I have to admit – I was a vegetarian for 2 years before moving to Washington. Although I’ve changed my standard of vegetarianism somewhat (hey, I’m on a student budget now; I’m not going to argue with a free chicken skewer every now and again!) I’m still somewhat turned off by the thought of eating a processed cow. But the more I learn about Brazil, the more I think I’m going to have to get used to it.
In researching Brazilian cuisine, of course I did what any respectable graduate student would do – I started with Wikipedia. One of the first things I read was this statement: “However vegetarianism is not very common in Brazil. Most Brazilians are not used to vegetarians.” In other words, one of the biggest Brazilian staples is meat. Lots and lots of meat. (This is something I did experience while traveling in Argentina last summer; in fact, I still remember a few of the blank faces that stared back at me after ordering a veggie burger or salad, hold the meat). Unlike in Argentina, though, I did learn that Brazil does offer a much more diverse array of food options, many of what vary substantially by region. In every region, rice and beans are a very popular dish, as well as fish, poultry, beef, and pork. Rio, in particular, offers a very wide variety of international food options, likely due to its position as a prime tourist destination in Brazil. Popular local dishes, however, include feijoada (black beans and pork), churrasco (large chunks of meat served with manioc and onions) and numerous fish dishes, including lobster, shrimp, shellfish, and many types of fish.

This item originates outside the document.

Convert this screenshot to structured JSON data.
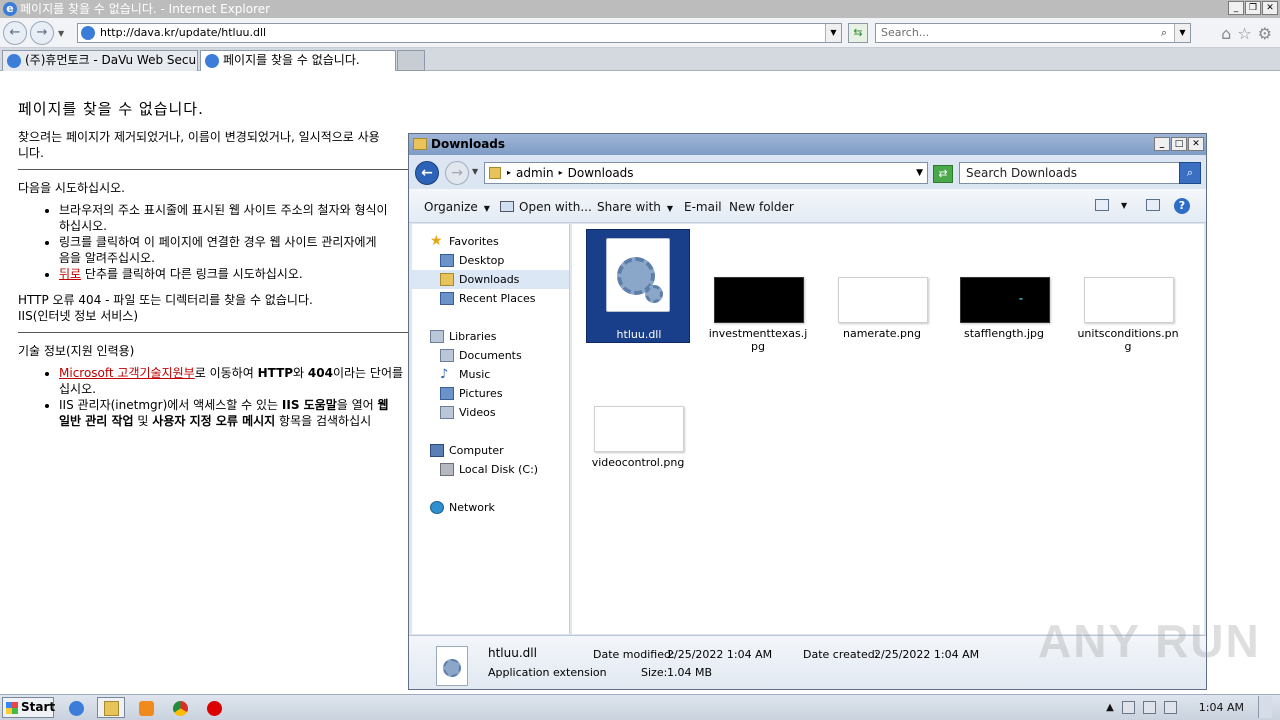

But let’s not forget the drinks! Local Brazilian favorites are, of course, beer, and a drink called caipirinha, made with cachaça sugar and lime.
If this blog post has piqued your interest in actually trying some Brazilian cuisine, there is a popular restaurant in DC called Fogo de Chao – though I haven’t been personally, I have heard great things! Watch out, though, its “all you can eat,” so be sure to come hungry! Grill from Ipanena is another DC favorite, and in fact, a few of us from class are headed there for happy hour tomorrow to get a “sneak peak” of what the food (and drink) is really like in Brazil. Of course, I’ll be having the real thing in just a few weeks, so I’ll be sure to provide a full review later!
So although I may be a quasi-vegetarian, I’ll be shifting my philosophy a bit for my trip to Brazil. In other words, bring on the meat!